Energy Regulator Details Case Against JPMorgan


The nation’s top energy regulator formally accused JPMorgan Chase on Monday of manipulating energy markets, foreshadowing a multimillion-dollar settlement that is expected as early as this week, according to people briefed on the matter.

The action by the Federal Energy Regulatory Commission is largely a formality ahead of the settlement — a deal that is expected to help JPMorgan avert a clash over accusations that the bank orchestrated trading strategies to turn inefficient power plants into profit centers, the people said.

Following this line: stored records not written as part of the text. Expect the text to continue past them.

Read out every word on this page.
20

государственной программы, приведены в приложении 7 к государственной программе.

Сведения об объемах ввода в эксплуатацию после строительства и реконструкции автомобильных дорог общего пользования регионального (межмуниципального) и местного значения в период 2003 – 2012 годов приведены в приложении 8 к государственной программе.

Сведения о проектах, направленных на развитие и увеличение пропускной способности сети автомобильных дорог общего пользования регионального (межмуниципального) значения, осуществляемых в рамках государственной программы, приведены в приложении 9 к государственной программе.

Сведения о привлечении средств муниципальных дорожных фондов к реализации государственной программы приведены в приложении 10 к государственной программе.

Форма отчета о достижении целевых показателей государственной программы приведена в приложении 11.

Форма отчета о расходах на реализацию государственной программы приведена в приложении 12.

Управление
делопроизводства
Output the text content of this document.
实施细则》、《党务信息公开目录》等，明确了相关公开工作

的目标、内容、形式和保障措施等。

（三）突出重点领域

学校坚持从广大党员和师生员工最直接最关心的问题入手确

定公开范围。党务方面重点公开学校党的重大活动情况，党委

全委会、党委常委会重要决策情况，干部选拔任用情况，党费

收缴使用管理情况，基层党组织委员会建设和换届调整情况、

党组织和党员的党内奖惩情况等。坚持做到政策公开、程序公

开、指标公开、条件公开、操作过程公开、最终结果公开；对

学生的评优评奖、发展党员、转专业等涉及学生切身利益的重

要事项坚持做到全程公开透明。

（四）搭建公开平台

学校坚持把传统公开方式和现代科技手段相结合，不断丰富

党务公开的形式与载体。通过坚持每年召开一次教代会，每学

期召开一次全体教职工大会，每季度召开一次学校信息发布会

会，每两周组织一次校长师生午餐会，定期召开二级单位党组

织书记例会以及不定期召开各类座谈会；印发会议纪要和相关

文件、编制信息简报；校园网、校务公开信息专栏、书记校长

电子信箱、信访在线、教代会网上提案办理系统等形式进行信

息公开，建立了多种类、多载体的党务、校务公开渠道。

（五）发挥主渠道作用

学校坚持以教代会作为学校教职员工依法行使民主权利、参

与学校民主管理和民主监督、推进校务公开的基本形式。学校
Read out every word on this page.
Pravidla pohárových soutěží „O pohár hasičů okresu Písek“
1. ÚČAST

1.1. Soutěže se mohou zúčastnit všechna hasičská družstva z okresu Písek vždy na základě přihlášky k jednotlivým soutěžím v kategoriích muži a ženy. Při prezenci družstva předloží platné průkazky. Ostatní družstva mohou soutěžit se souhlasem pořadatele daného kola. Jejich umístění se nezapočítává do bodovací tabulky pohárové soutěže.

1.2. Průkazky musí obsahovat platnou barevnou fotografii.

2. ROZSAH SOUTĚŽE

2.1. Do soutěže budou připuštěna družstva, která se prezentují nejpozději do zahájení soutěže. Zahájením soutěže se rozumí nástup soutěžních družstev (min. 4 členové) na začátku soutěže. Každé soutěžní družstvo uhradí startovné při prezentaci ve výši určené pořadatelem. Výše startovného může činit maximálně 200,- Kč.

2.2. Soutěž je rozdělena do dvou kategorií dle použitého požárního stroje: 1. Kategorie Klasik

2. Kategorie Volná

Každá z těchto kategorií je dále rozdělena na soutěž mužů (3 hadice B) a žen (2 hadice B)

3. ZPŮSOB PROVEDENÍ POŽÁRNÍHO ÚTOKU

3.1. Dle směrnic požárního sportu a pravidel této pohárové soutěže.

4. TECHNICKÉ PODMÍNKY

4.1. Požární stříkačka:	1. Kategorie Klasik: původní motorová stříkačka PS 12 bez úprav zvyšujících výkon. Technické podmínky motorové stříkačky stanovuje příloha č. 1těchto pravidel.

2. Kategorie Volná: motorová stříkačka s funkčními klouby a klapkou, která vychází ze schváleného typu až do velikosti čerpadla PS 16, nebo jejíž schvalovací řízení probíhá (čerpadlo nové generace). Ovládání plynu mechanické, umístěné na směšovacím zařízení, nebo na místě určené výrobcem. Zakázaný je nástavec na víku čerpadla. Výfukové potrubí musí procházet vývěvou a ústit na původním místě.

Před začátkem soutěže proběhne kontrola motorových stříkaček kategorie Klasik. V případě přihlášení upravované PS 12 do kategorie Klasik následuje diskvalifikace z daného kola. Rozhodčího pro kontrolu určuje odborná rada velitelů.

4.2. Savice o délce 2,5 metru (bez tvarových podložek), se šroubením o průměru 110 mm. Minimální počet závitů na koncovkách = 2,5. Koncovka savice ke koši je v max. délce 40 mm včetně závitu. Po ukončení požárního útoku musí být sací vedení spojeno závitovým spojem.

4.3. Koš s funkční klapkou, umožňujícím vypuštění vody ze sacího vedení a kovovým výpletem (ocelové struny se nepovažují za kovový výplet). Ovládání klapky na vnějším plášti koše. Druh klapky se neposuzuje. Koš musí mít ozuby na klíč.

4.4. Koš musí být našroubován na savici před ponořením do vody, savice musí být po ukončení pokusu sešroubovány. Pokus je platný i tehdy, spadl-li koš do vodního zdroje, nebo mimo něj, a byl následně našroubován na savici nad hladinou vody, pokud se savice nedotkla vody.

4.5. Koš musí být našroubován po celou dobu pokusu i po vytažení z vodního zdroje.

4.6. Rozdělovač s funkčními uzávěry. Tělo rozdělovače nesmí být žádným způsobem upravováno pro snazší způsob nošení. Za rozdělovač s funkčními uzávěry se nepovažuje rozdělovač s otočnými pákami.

From the outset, JPMorgan, which declined to comment on Monday, has denied any wrongdoing. The bank has also mounted a fierce defense of the top executives who supervised the traders in Houston accused of devising the trading strategies.

The accusations against JPMorgan stem from its rights to sell electricity from power plants. The rights come from assets the bank acquired in the 2008 takeover of Bear Stearns.

To transform the power plants into profit generators, the agency contends, JPMorgan’s traders adopted eight different “schemes” from September 2010 to June 2011. Under the plan, the traders offered the electricity at prices that appeared falsely attractive to state energy authorities. The effort prompted authorities in California and Michigan to make excessive payments that helped drive up energy prices, the regulator said.

The settlement could cost the bank about $500 million, according to the people briefed on the matter.

Accusations of market manipulation surfaced this spring in a confidential commission document, reviewed by The New York Times, that outlined a pattern of illegal trading in the electricity markets of California and Michigan. The document, a warning shot that investigators would recommend that the agency pursue civil charges, also contended that a senior JPMorgan executive, Blythe Masters, gave “false and misleading statements” under oath.

Ms. Masters, however, was not included in the regulator’s formal notice on Monday. JPMorgan contends she never made false statements under oath.

Initially, investigators planned to recommend that the agency hold Ms. Masters and three of her employees “individually liable.” The investigators backed away from that decision, the people briefed on the matter said.